Gli Attestati d’onore conferiti nell’anno 2022 sono andati alle ragazze e ai ragazzi che rappresentano modelli positivi di cittadinanza e che sono esempi dei molti giovani meritevoli presenti nel nostro Paese. I premiati “Alfiere della Repubblica” si sono distinti nello studio, in attività culturali, scientifiche, artistiche, sportive, nel volontariato oppure hanno compiuto atti o adottato comportamenti ispirati a senso civico, altruismo e solidarietà.
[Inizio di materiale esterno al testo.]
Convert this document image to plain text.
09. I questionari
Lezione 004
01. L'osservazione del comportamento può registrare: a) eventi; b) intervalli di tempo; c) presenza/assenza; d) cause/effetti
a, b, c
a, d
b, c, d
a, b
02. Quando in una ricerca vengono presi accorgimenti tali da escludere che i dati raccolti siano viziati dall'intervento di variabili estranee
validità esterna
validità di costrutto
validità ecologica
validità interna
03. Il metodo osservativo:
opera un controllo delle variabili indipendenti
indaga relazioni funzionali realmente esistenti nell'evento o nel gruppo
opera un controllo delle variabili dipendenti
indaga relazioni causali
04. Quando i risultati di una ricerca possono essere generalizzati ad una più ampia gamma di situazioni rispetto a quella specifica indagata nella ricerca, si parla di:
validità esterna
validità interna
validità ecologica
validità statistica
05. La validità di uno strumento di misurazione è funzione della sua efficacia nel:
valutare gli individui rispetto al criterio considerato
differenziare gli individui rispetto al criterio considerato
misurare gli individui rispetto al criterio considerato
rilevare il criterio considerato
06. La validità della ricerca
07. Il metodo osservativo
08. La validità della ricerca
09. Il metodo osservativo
Rivolgendosi agli Alfieri, il Presidente ha detto: “Voi agite come fanno tante e tanti ragazze e ragazzi in Italia o in altri Paesi praticando solidarietà, impegno comune, facendosi carico dei problemi generali, capendo che non si vive da soli ma si vive insieme agli altri e ci si realizza insieme agli altri. Tutto questo è un antidoto anche contro la violenza e per questo vi ringrazio, perché indica un modello di vita che si contrappone a quello di prepotenza, sopraffazione, violenza. La vediamo purtroppo sovente: violenza nelle famiglie, violenza nelle abitazioni, violenza contro le donne, violenza in tante circostanze per strada, addirittura nei giorni scorsi davanti a una scuola contro ragazzi“.
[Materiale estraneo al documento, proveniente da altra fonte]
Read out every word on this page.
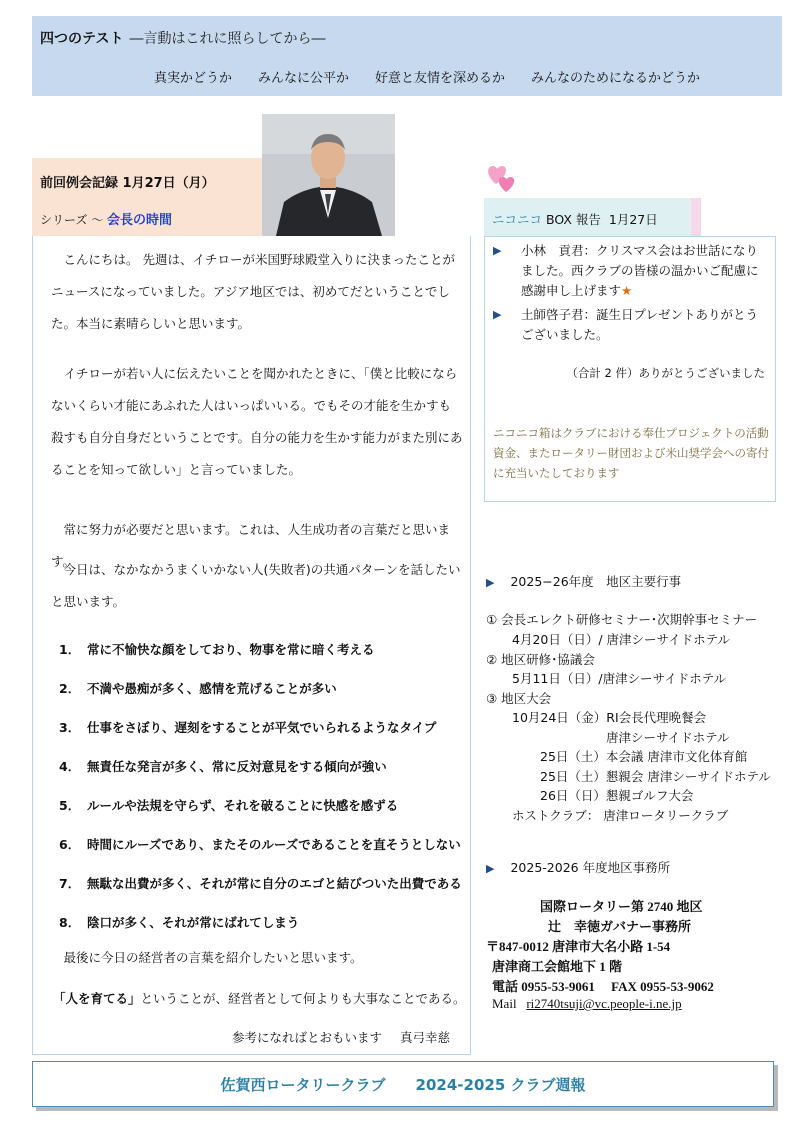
四つのテスト ―言動はこれに照らしてから―
真実かどうか みんなに公平か 好意と友情を深めるか みんなのためになるかどうか
前回例会記録 1月27日（月）
シリーズ ～ 会長の時間

こんにちは。 先週は、イチローが米国野球殿堂入りに決まったことがニュースになっていました。アジア地区では、初めてだということでした。本当に素晴らしいと思います。

イチローが若い人に伝えたいことを聞かれたときに、「僕と比較にならないくらい才能にあふれた人はいっぱいいる。でもその才能を生かすも殺すも自分自身だということです。自分の能力を生かす能力がまた別にあることを知って欲しい」と言っていました。

常に努力が必要だと思います。これは、人生成功者の言葉だと思います。

今日は、なかなかうまくいかない人(失敗者)の共通パターンを話したいと思います。

1． 常に不愉快な顔をしており、物事を常に暗く考える
2． 不満や愚痴が多く、感情を荒げることが多い
3． 仕事をさぼり、遅刻をすることが平気でいられるようなタイプ
4． 無責任な発言が多く、常に反対意見をする傾向が強い
5． ルールや法規を守らず、それを破ることに快感を感ずる
6． 時間にルーズであり、またそのルーズであることを直そうとしない
7． 無駄な出費が多く、それが常に自分のエゴと結びついた出費である
8． 陰口が多く、それが常にばれてしまう

最後に今日の経営者の言葉を紹介したいと思います。

「人を育てる」ということが、経営者として何よりも大事なことである。
参考になればとおもいます 真弓幸慈
ニコニコ BOX 報告 1月27日
▶ 小林　貢君：クリスマス会はお世話になりました。西クラブの皆様の温かいご配慮に感謝申し上げます★
▶ 土師啓子君：誕生日プレゼントありがとうございました。
（合計 2 件）ありがとうございました
ニコニコ箱はクラブにおける奉仕プロジェクトの活動資金、またロータリー財団および米山奨学会への寄付に充当いたしております
▶ 2025−26年度　地区主要行事
① 会長エレクト研修セミナー･次期幹事セミナー
4月20日（日）/ 唐津シーサイドホテル
② 地区研修･協議会
5月11日（日）/唐津シーサイドホテル
③ 地区大会
10月24日（金）RI会長代理晩餐会
唐津シーサイドホテル
25日（土）本会議 唐津市文化体育館
25日（土）懇親会 唐津シーサイドホテル
26日（日）懇親ゴルフ大会
ホストクラブ： 唐津ロータリークラブ
▶ 2025-2026 年度地区事務所
国際ロータリー第 2740 地区
辻　幸徳ガバナー事務所
〒847-0012 唐津市大名小路 1-54
唐津商工会館地下 1 階
電話 0955-53-9061　 FAX 0955-53-9062
Mail ri2740tsuji@vc.people-i.ne.jp
佐賀西ロータリークラブ 2024-2025 クラブ週報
L’intervento del presidente avviene all’indomani delle polemiche relative agli scontri al liceo di Firenze. “Vi sono episodi di violenza contro i quali la vera diga è fatta, oltre naturalmente dagli interventi della pubblica autorità, ma è fatta in maniera prevalente soprattutto dai comportamenti positivi che si realizzano, vengono fuori, si manifestano, come quelli che voi avete messo in campo. Per questo vi ringrazio, il nostro è un Paese che ha sempre coltivato la civiltà della condizione umana”, ha aggiunto il Capo dello Stato, seduto in prima fila vicino al ministro dell’Istruzione e merito, Giuseppe Valditara.
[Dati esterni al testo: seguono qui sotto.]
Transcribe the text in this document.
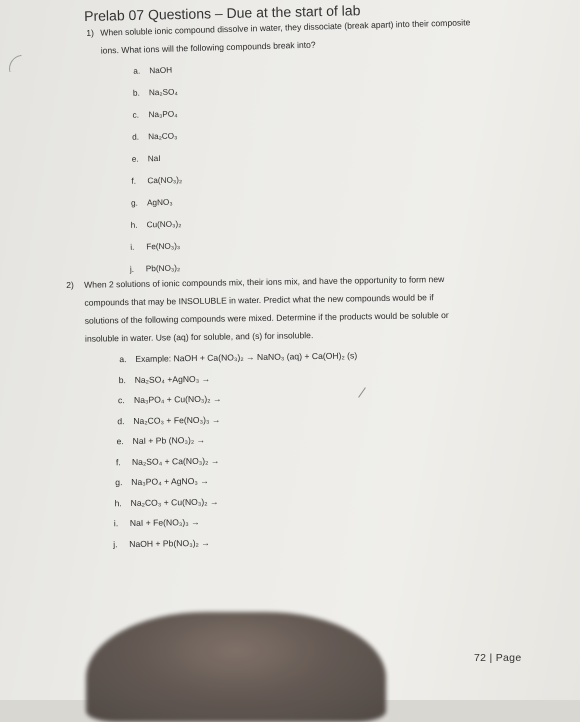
Prelab 07 Questions – Due at the start of lab
1) When soluble ionic compound dissolve in water, they dissociate (break apart) into their composite
ions. What ions will the following compounds break into?
a. NaOH
b. Na₂SO₄
c. Na₃PO₄
d. Na₂CO₃
e. NaI
f. Ca(NO₃)₂
g. AgNO₃
h. Cu(NO₃)₂
i. Fe(NO₃)₃
j. Pb(NO₃)₂
2) When 2 solutions of ionic compounds mix, their ions mix, and have the opportunity to form new
compounds that may be INSOLUBLE in water. Predict what the new compounds would be if
solutions of the following compounds were mixed. Determine if the products would be soluble or
insoluble in water. Use (aq) for soluble, and (s) for insoluble.
a. Example: NaOH + Ca(NO₃)₂ → NaNO₃ (aq) + Ca(OH)₂ (s)
b. Na₂SO₄ +AgNO₃ →
c. Na₃PO₄ + Cu(NO₃)₂ →
d. Na₂CO₃ + Fe(NO₃)₃ →
e. NaI + Pb (NO₃)₂ →
f. Na₂SO₄ + Ca(NO₃)₂ →
g. Na₃PO₄ + AgNO₃ →
h. Na₂CO₃ + Cu(NO₃)₂ →
i. NaI + Fe(NO₃)₃ →
j. NaOH + Pb(NO₃)₂ →
72 | Page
Durante la Seconda Guerra Mondiale, ha ricordato Mattarella, “già molti contestavano, si opponevano, ai comportamenti aggressivi. Molti giovani, anche nelle difficoltà, con coraggio, vi si opponevano. Due giorni fa ricorrevano gli 80 anni dalla morte, perchè giustiziati, di alcuni ragazzi, una quindicina di ragazzi tedeschi poco più che ventenni che con coraggio, nella Germania di Hitler, si opposero al nazismo, contro la violenza, rifiutando la pratica della violenza. Vi si opposero con le parole, con i messaggi, con gli opuscoli, con gli scritti. Pagarono questo con la vita, la resero testimonianza questi ragazzi poco più che ventenni guidati da due di loro, coetanei, Hans e Sophie Scholl del Movimento della Rosa Bianca”. Quei giovani, sottolinea il capo dello Stato, “seminarono per il futuro”.